Dans une note adressée aux chefs de départements de la société nationale d’électricité des Comores (Sonelec), il est demandé à ces derniers d’informer les agents en contrat à l’essai qu’à compter du 5 janvier 2021 ils ne font plus partie de l’effectif de la société.
Le patron de la société nationale d'électricité des Comores (Sonelec) Soilihi Mohamed Djounaid a décidé de mettre fin aux contrats à l’essai des agents de la société publique. Selon la direction générale, cette décision rentre dans le cadre de la réorganisation et de la restructuration de la société. « On a renouvelé plusieurs fois leur contrat à l’essai. Mais on n'a pas eu des motivations ni mention de leurs chefs de département. Cela témoigne quelque chose d'anormal. C'est pour cela que le directeur général m'a demandé de faire cette note et l’adresser aux chefs des départements. Car c'est à eux de les informer », se justifie Aimana Abdallah, la directrice des ressources humaines.
Selon elle, c’est une question de temps pour que le directeur général puisse évaluer, inspecter et identifier ces agents avec les chefs de département et prendre une décision. « Une fois que tout cela sera fait, il y a ceux qui seront réintégrés et ceux qui seront mis à la porte. Tout dépendra de leur potentiel, précise-t-elle. D'ailleurs, ceux qui travaillent dans les centrales et les agents de sécurité vont rester. Après plusieurs concertation avec le directeur, il m'a accordé cela car leur chef de département donne toujours ses motivations et leur nécessité ».

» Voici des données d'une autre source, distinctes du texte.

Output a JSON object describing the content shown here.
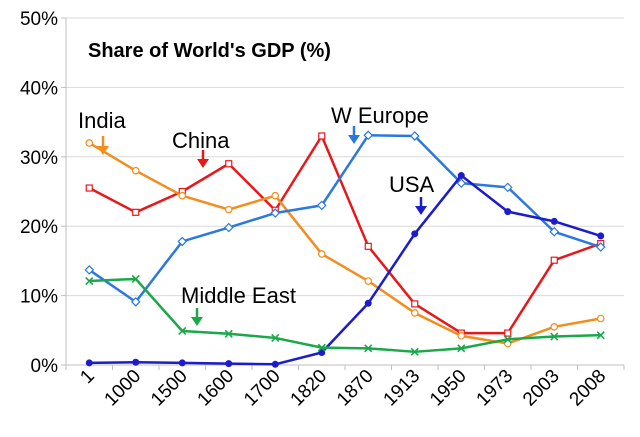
{
  "chart_data": {
    "type": "line",
    "title": "Share of World's GDP (%)",
    "categories": [
      "1",
      "1000",
      "1500",
      "1600",
      "1700",
      "1820",
      "1870",
      "1913",
      "1950",
      "1973",
      "2003",
      "2008"
    ],
    "ylim": [
      0,
      50
    ],
    "yticks": [
      "0%",
      "10%",
      "20%",
      "30%",
      "40%",
      "50%"
    ],
    "grid": true,
    "series": [
      {
        "name": "China",
        "color": "#e8181a",
        "marker": "square",
        "values": [
          25.5,
          22,
          25,
          29,
          22.3,
          33,
          17.1,
          8.8,
          4.6,
          4.6,
          15.1,
          17.5
        ]
      },
      {
        "name": "India",
        "color": "#f28d1e",
        "marker": "circle",
        "values": [
          32,
          28,
          24.4,
          22.4,
          24.4,
          16,
          12.1,
          7.5,
          4.2,
          3.1,
          5.5,
          6.7
        ]
      },
      {
        "name": "W Europe",
        "color": "#2b78de",
        "marker": "diamond",
        "values": [
          13.7,
          9.1,
          17.8,
          19.8,
          21.9,
          23,
          33.1,
          33,
          26.2,
          25.6,
          19.2,
          17
        ]
      },
      {
        "name": "USA",
        "color": "#1c1ccc",
        "marker": "dot",
        "values": [
          0.3,
          0.4,
          0.3,
          0.2,
          0.1,
          1.8,
          8.9,
          18.9,
          27.3,
          22.1,
          20.7,
          18.6
        ]
      },
      {
        "name": "Middle East",
        "color": "#1aa84a",
        "marker": "x",
        "values": [
          12.1,
          12.4,
          4.9,
          4.5,
          3.9,
          2.5,
          2.4,
          1.9,
          2.4,
          3.7,
          4.1,
          4.3
        ]
      }
    ]
  }
}
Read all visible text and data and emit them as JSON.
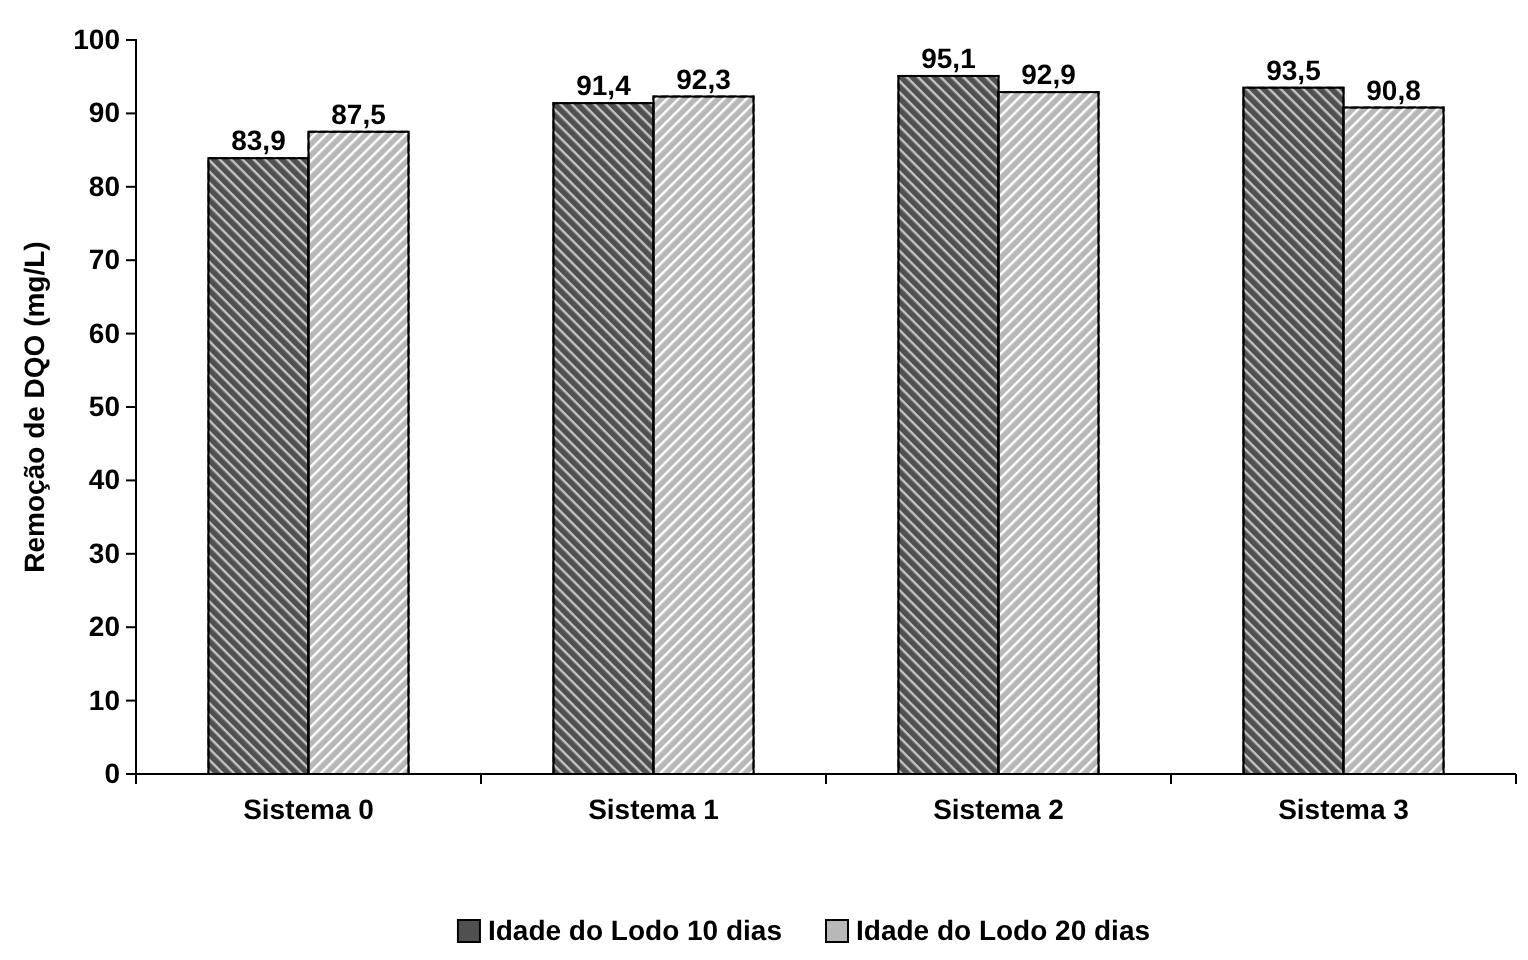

En pleine crise, ce geste semble être bon administrativement mais défavorise ces agents. Un des contractuels affiche sa désolation tout en respectant la décision de la société. « C'est toujours difficile d'être mis à la porte. Mais j'accepte leur décision en espérant qu'ils vont nous réintégrer », souligne-t-il, avant d’ajouter que « toutefois, j'aimerais bien que Soilihi Mohamed Djounaid continue à restructurer la société jusqu'au bout. Il ne faut pas qu’il se base sur les contractuels qui ont des contrats à l’essai. Mais ils doivent aller jusqu’au fond du problème ». Notre interlocuteur montre qu'il y a des gens qui prétendent être des techniciens et des ingénieurs, mais dans la réalité, rien ne le prouve. « On se connaît tous. On fait leur travail et après, ce sont eux qui obtiennent les mérites. Il est temps aussi que le directeur général vérifie tous les chefs administratifs », demande-t-il.